A cláusula de incomunicabilidade na compra e venda é um tipo de restrição normalmente adotado em processos de doações, heranças e planejamentos sucessórios, para garantir maior segurança ao patrimônio familiar. Apesar disso, esse é um tema que ainda gera dúvidas entre proprietários, compradores e profissionais do segmento imobiliário, especialmente quando surge a intenção de venda do imóvel.
Afinal, a cláusula de incomunicabilidade impede a venda do bem? É possível cancelar a cláusula de incomunicabilidade na compra e venda? O cônjuge do proprietário apresenta algum direito sobre o imóvel? É necessária autorização judicial?
Continue a leitura e entenda o que é a cláusula de incomunicabilidade, como ela funciona e o que fazer para garantir uma negociação segura e juridicamente válida.
O que é a cláusula de incomunicabilidade?
A cláusula de incomunicabilidade corresponde a uma restrição imposta pelo doador ou testador a um beneficiário, com a finalidade de impedir que determinado bem integre seu patrimônio conjugal em caso de união estável ou casamento.
Em outras palavras, isso significa que um imóvel adquirido por meio de doação ou herança e com clausula de incomunicabilidade, permanece como patrimônio exclusivo do beneficiário, não devendo fazer parte do patrimônio comum do casal em caso de dissolução da união estável ou divórcio, independentemente do regime de bens utilizado pelos cônjuges.
A cláusula de incomunicabilidade impede a venda do imóvel?
Não necessariamente. De modo geral, a cláusula de incomunicabilidade na compra e venda, por si só, não impossibilita a venda da propriedade. Essa cláusula apenas impede que o imóvel seja partilhado com o cônjuge ou companheiro de que o recebeu por doação ou herança.
Porém, se além da cláusula de incomunicabilidade, também houver cláusula expressa de inalienabilidade no registro de matrícula do imóvel, então o beneficiário não poderá vender, doar ou transferir o bem.

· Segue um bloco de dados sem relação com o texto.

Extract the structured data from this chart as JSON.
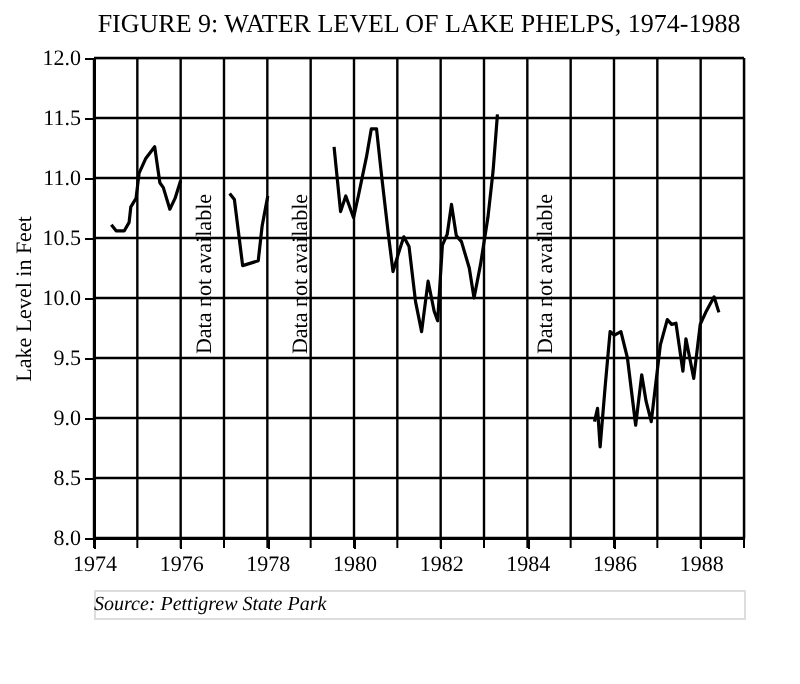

Cláusula de incomunicabilidade na compra e venda: o entendimento atual do STJ
Em julgamento recente, o Superior Tribunal de Justiça (STJ) consolidou seu entendimento acerca de bens gravados simultaneamente com cláusulas de inalienabilidade, incomunicabilidade e impenhorabilidade.

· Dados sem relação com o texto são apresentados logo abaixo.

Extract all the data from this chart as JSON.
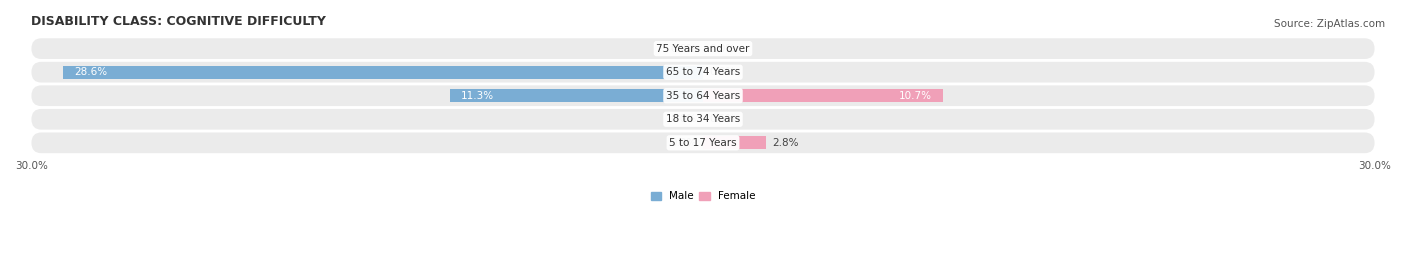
{
  "title": "DISABILITY CLASS: COGNITIVE DIFFICULTY",
  "source": "Source: ZipAtlas.com",
  "categories": [
    "5 to 17 Years",
    "18 to 34 Years",
    "35 to 64 Years",
    "65 to 74 Years",
    "75 Years and over"
  ],
  "male_values": [
    0.0,
    0.0,
    11.3,
    28.6,
    0.0
  ],
  "female_values": [
    2.8,
    0.0,
    10.7,
    0.0,
    0.0
  ],
  "male_color": "#7aadd4",
  "female_color": "#f0a0b8",
  "row_bg_color": "#ebebeb",
  "max_val": 30.0,
  "bar_height": 0.55,
  "title_fontsize": 9,
  "label_fontsize": 7.5,
  "tick_fontsize": 7.5,
  "source_fontsize": 7.5,
  "figsize": [
    14.06,
    2.68
  ],
  "dpi": 100
}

De acordo com sua jurisprudência, a simples existência de cláusulas de incomunicabilidade ou de impenhorabilidade em doação de imóvel não impede que o bem seja alienado. Segundo a Corte, o artigo 1.911 do Código Civil define apenas que a cláusula de inalienabilidade implica, automaticamente, na incomunicabilidade e impenhorabilidade do bem, e não o contrário.

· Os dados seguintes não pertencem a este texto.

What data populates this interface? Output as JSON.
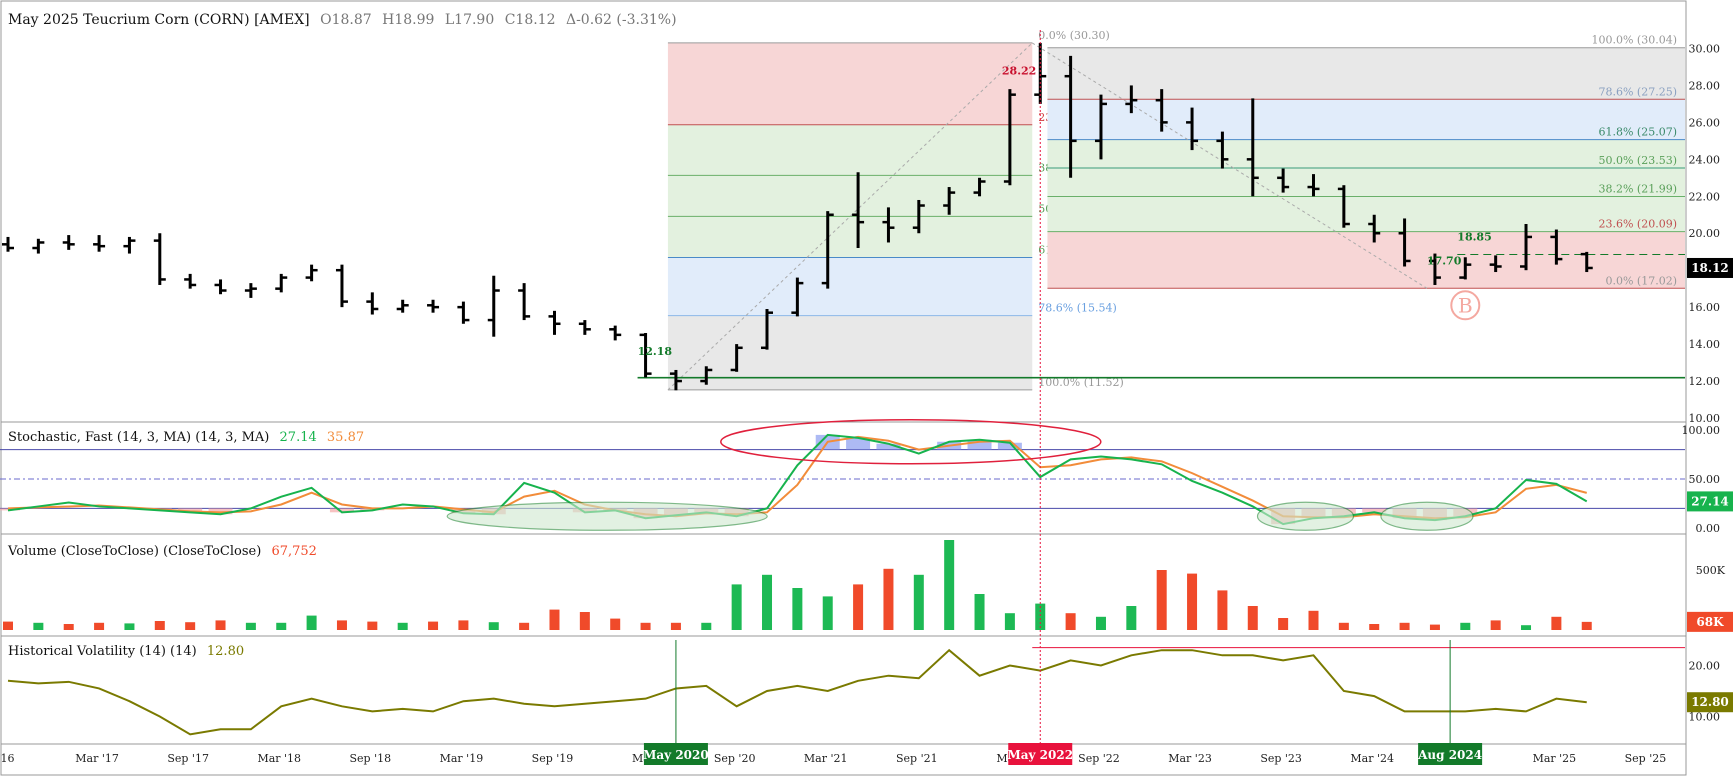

Desse modo, quando um imóvel apresenta somente cláusula de incomunicabilidade na compra e venda, o beneficiário pode vende-lo sem que haja necessidade de inclusão de uma restrição à alienação.
Quando pode ser necessária atuação judicial?
Ainda que muitas negociações imobiliárias sejam realizadas diretamente em cartórios, existem circunstâncias onde recorrer ao Poder Judiciário acaba sendo uma prática indispensável. No geral, isso acontece quando há:
- Necessidade de cancelamento de cláusulas especificas no registro de matrícula
- Conflitos entre herdeiros
- Dúvidas sobre a extensão das restrições
- Divergências relacionadas à interpretação da condição de doação ou de herança
Cada caso deve ser analisado individualmente. Nesse contexto, o suporte de um especialista em Direito Imobiliário se torna essencial para garantir a validade da cláusula, assegurando que a restrição seja averbada corretamente, com a finalidade de proteger o bem contra divisões em divórcios.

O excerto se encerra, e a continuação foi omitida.